Step-by-step explanation:
The question relates to electromagnetism, specifically Faraday's Law of electromagnetic induction. Faraday's Law states that the induced electromotive force (emf) in any closed circuit is equal to the negative of the time rate of change of the magnetic flux through the circuit.
The induced emf (E) can be calculated using the formula
E = -N * (dΦ / dt),
where N is the number of turns in the coil, and (dΦ / dt) is the rate of change of magnetic flux through the coil.
To find the induced emf in the square-shaped coil, we use the coil's dimensions (given as 10 cm per side) and the rate of change of the magnetic field (given as 1 T/s). Since the sides of the square are 0.1 meters (converted from 10 cm), the area (A) of the coil is A = (side)² = (0.1 m)² = 0.01 m².

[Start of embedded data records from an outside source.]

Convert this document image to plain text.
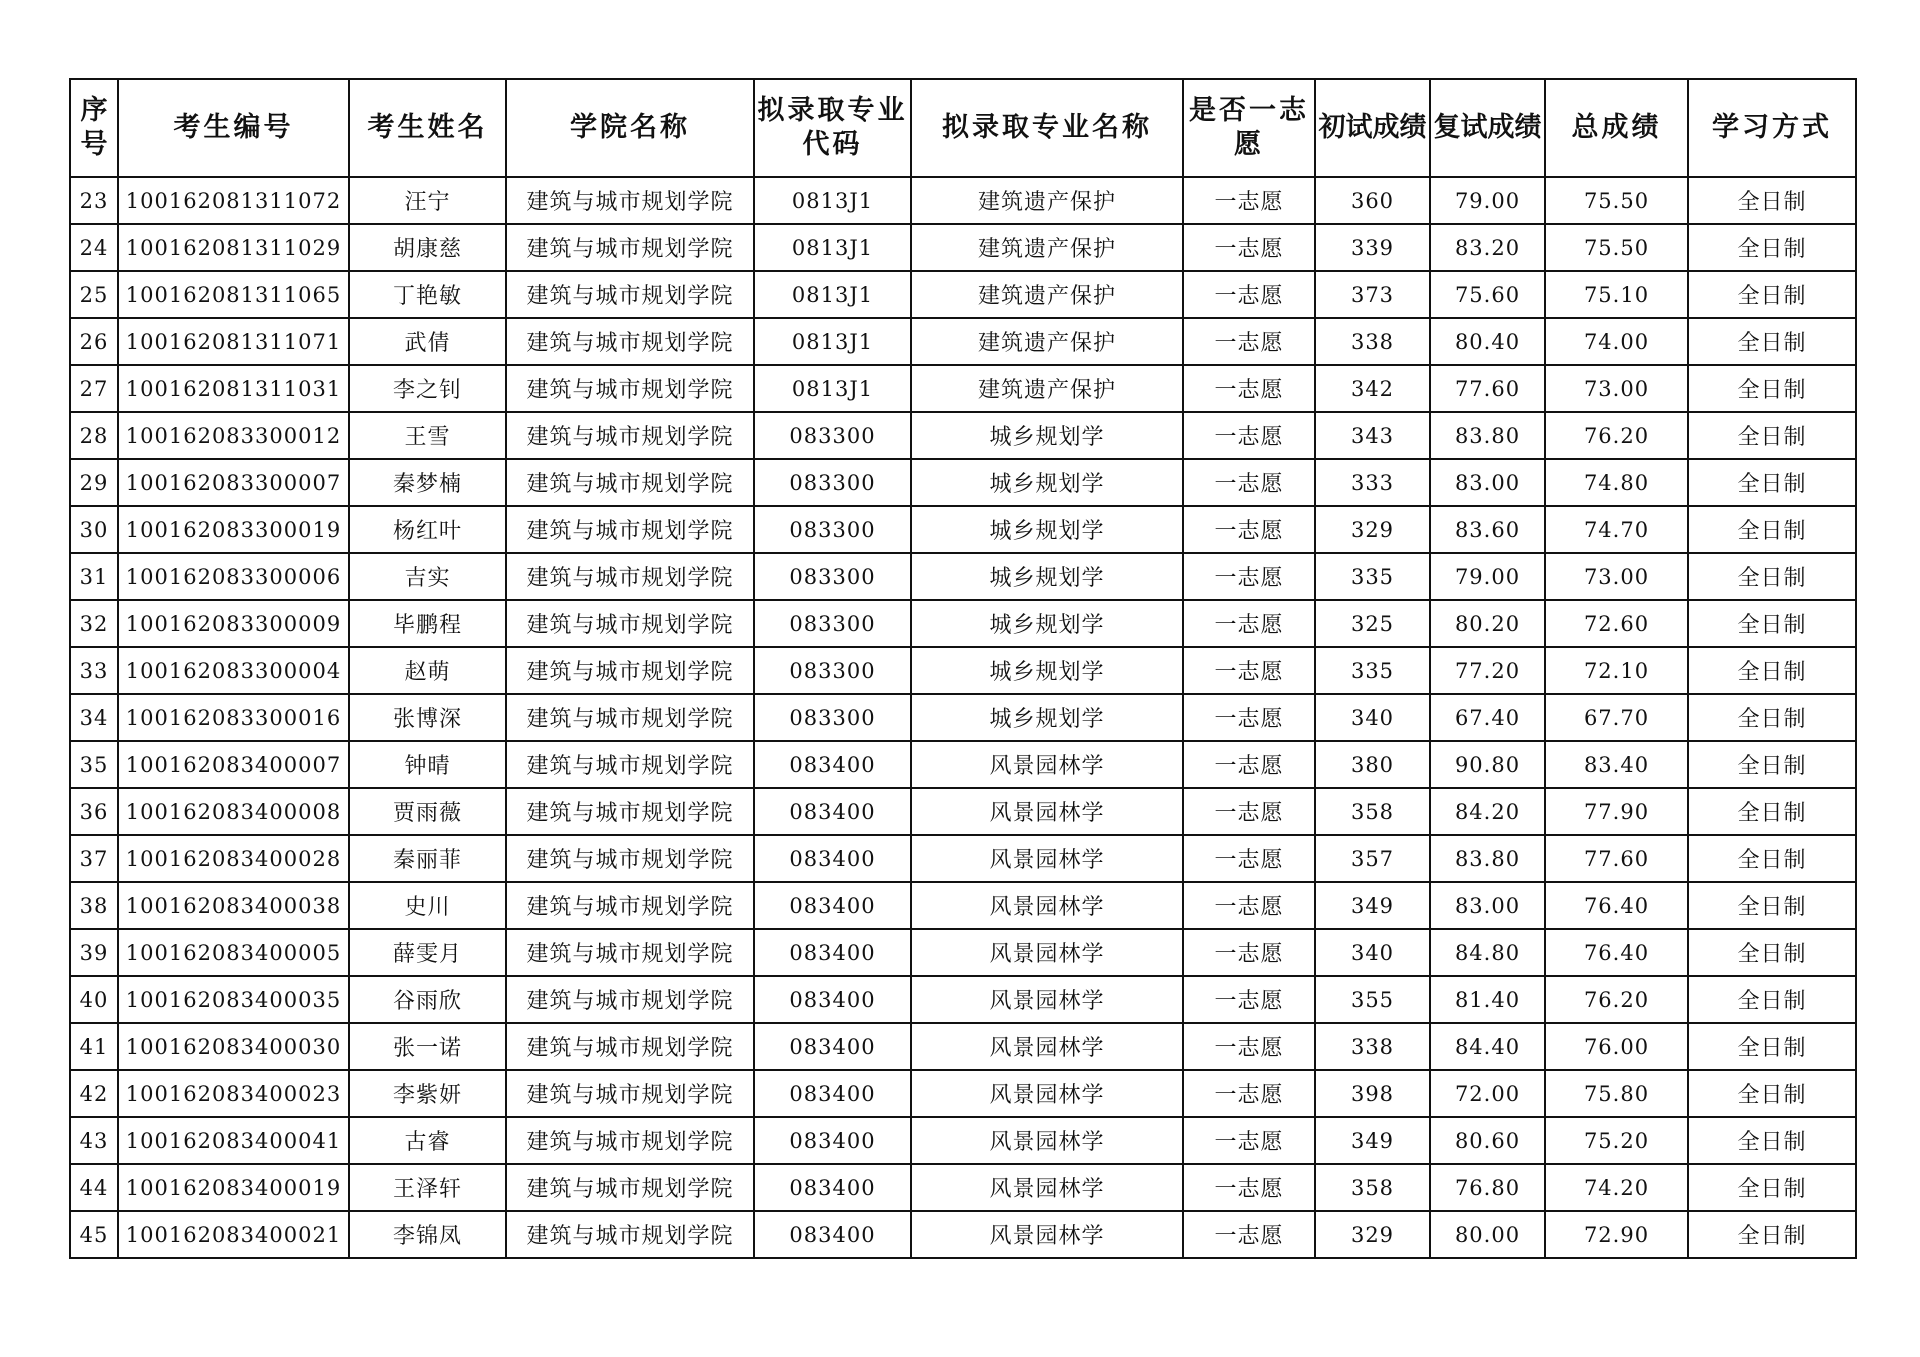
序号	考生编号	考生姓名	学院名称	拟录取专业代码	拟录取专业名称	是否一志愿	初试成绩	复试成绩	总成绩	学习方式
23	100162081311072	汪宁	建筑与城市规划学院	0813J1	建筑遗产保护	一志愿	360	79.00	75.50	全日制
24	100162081311029	胡康慈	建筑与城市规划学院	0813J1	建筑遗产保护	一志愿	339	83.20	75.50	全日制
25	100162081311065	丁艳敏	建筑与城市规划学院	0813J1	建筑遗产保护	一志愿	373	75.60	75.10	全日制
26	100162081311071	武倩	建筑与城市规划学院	0813J1	建筑遗产保护	一志愿	338	80.40	74.00	全日制
27	100162081311031	李之钊	建筑与城市规划学院	0813J1	建筑遗产保护	一志愿	342	77.60	73.00	全日制
28	100162083300012	王雪	建筑与城市规划学院	083300	城乡规划学	一志愿	343	83.80	76.20	全日制
29	100162083300007	秦梦楠	建筑与城市规划学院	083300	城乡规划学	一志愿	333	83.00	74.80	全日制
30	100162083300019	杨红叶	建筑与城市规划学院	083300	城乡规划学	一志愿	329	83.60	74.70	全日制
31	100162083300006	吉实	建筑与城市规划学院	083300	城乡规划学	一志愿	335	79.00	73.00	全日制
32	100162083300009	毕鹏程	建筑与城市规划学院	083300	城乡规划学	一志愿	325	80.20	72.60	全日制
33	100162083300004	赵萌	建筑与城市规划学院	083300	城乡规划学	一志愿	335	77.20	72.10	全日制
34	100162083300016	张博深	建筑与城市规划学院	083300	城乡规划学	一志愿	340	67.40	67.70	全日制
35	100162083400007	钟晴	建筑与城市规划学院	083400	风景园林学	一志愿	380	90.80	83.40	全日制
36	100162083400008	贾雨薇	建筑与城市规划学院	083400	风景园林学	一志愿	358	84.20	77.90	全日制
37	100162083400028	秦丽菲	建筑与城市规划学院	083400	风景园林学	一志愿	357	83.80	77.60	全日制
38	100162083400038	史川	建筑与城市规划学院	083400	风景园林学	一志愿	349	83.00	76.40	全日制
39	100162083400005	薛雯月	建筑与城市规划学院	083400	风景园林学	一志愿	340	84.80	76.40	全日制
40	100162083400035	谷雨欣	建筑与城市规划学院	083400	风景园林学	一志愿	355	81.40	76.20	全日制
41	100162083400030	张一诺	建筑与城市规划学院	083400	风景园林学	一志愿	338	84.40	76.00	全日制
42	100162083400023	李紫妍	建筑与城市规划学院	083400	风景园林学	一志愿	398	72.00	75.80	全日制
43	100162083400041	古睿	建筑与城市规划学院	083400	风景园林学	一志愿	349	80.60	75.20	全日制
44	100162083400019	王泽轩	建筑与城市规划学院	083400	风景园林学	一志愿	358	76.80	74.20	全日制
45	100162083400021	李锦凤	建筑与城市规划学院	083400	风景园林学	一志愿	329	80.00	72.90	全日制
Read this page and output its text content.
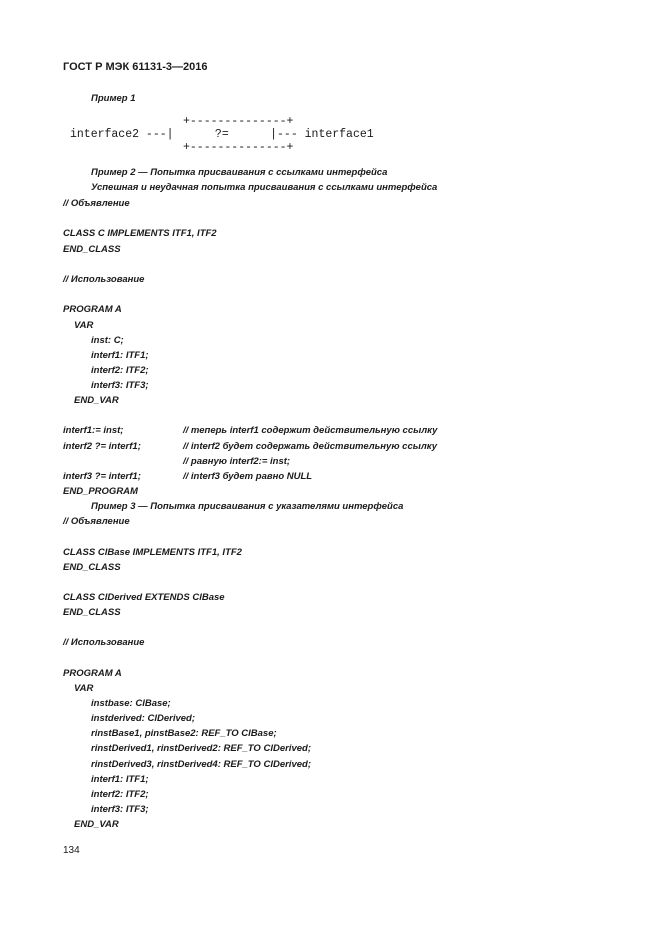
ГОСТ Р МЭК 61131-3—2016
Пример 1
Пример 2 — Попытка присваивания с ссылками интерфейса
Успешная и неудачная попытка присваивания с ссылками интерфейса
// Объявление
CLASS C IMPLEMENTS ITF1, ITF2
END_CLASS
// Использование
PROGRAM A
VAR
inst: C;
interf1: ITF1;
interf2: ITF2;
interf3: ITF3;
END_VAR
interf1:= inst;	// теперь interf1 содержит действительную ссылку
interf2 ?= interf1;	// interf2 будет содержать действительную ссылку
// равную interf2:= inst;
interf3 ?= interf1;	// interf3 будет равно NULL
END_PROGRAM
Пример 3 — Попытка присваивания с указателями интерфейса
// Объявление
CLASS ClBase IMPLEMENTS ITF1, ITF2
END_CLASS
CLASS ClDerived EXTENDS ClBase
END_CLASS
// Использование
PROGRAM A
VAR
instbase: ClBase;
instderived: ClDerived;
rinstBase1, pinstBase2: REF_TO ClBase;
rinstDerived1, rinstDerived2: REF_TO ClDerived;
rinstDerived3, rinstDerived4: REF_TO ClDerived;
interf1: ITF1;
interf2: ITF2;
interf3: ITF3;
END_VAR
+--------------+
interface2 ---|      ?=      |--- interface1
+--------------+
134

The rate of change of magnetic flux is then given by
(dΦ / dt) = A * (dB/dt) = 0.01 m² * 1 T/s = 0.01 T * m²/s.
For 100 turns, the induced emf is
E = -N * (dΦ / dt) = -100 turns * 0.01 T * m²/s = -1 V.
The negative sign indicates the emf's direction (opposing the change in flux), but since only the absolute value is required, the induced emf is 1 V.
Therefore, the induced emf in the coil is 1 V, making the answer (a) 1 V.